うろたどな

"These fragments I have shored against my ruins."

Noと言える言語、Noと言えない夢(スタイナー、フロイト)

"After Babel argues that it is the constructive powers of language to conceptualize the world which have been crucial to man's survival in the face of ineluctable biological constraints...It is the miraculous...capacity of grammars to generate counter-factuals, 'if'-propositions and above all, future tenses, which have empowered our species to hope, to reach far beyond the extinction of the individual." (George Steiner. After Babel.)

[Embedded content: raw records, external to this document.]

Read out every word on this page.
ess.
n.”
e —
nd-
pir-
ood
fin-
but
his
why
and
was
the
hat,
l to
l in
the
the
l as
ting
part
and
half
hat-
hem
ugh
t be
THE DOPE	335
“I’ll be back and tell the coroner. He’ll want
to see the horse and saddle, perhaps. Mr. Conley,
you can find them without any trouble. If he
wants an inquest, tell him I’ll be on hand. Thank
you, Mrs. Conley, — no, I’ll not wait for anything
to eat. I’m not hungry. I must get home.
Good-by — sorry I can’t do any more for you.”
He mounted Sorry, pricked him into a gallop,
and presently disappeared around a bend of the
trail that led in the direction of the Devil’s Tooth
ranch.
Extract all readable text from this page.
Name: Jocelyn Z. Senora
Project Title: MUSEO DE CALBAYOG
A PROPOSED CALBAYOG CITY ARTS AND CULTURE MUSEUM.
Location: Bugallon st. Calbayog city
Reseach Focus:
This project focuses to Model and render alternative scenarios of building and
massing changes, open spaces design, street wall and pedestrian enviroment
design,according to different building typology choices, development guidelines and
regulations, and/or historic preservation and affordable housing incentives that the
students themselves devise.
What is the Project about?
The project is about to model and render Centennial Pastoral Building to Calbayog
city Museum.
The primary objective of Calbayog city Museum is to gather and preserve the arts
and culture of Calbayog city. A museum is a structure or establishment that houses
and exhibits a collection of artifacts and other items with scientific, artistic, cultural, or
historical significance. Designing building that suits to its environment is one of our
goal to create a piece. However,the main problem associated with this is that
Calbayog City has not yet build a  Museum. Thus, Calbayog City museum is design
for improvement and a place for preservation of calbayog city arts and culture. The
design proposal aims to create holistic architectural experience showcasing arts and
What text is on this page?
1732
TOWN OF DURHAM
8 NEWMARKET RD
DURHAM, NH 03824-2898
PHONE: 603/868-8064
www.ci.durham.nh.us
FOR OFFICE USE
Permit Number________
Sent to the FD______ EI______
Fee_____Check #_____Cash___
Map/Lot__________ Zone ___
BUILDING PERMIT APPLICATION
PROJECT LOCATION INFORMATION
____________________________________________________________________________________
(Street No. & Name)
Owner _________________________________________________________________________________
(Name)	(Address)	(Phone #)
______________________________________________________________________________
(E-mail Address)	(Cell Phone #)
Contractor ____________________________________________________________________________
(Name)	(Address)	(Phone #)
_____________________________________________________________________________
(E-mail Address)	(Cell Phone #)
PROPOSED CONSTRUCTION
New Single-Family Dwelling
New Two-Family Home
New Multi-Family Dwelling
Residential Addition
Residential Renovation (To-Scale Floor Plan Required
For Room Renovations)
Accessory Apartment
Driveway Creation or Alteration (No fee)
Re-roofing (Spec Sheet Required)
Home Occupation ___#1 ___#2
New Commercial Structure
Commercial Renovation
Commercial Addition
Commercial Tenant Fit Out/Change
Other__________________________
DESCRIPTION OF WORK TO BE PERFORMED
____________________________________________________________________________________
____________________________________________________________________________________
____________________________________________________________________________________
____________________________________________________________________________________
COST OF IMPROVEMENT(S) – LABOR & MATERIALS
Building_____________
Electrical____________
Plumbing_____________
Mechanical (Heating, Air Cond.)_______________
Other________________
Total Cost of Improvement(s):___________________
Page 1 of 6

"We endure, we endure creatively due to our imperative ability to say 'No' to reality, to build fictions of alterity, of dreamt or willed or awaited 'otherness' for our consciousness to inhabit. It is this precise sense that the utopian and the messianic are figures of syntax." (ibid.)

These words present a curious contrast with Freud's view of dream's inability of saying "No": "The dream has a very striking way of dealing with the category of _opposites_ and _contradictions_. This is simply disregarded. To the dream 'No' does not seem to exist. In particular, it prefers to draw opposites together into a unity or to represent them as one. Indeed, it also takes the liberty of representing some random element by its wished-for opposite, so that at first one cannot tell which of the possible poles is meant positively or negatively in the dream-thoughts." (Sigmund Freud. The Interpretation of Dreams.)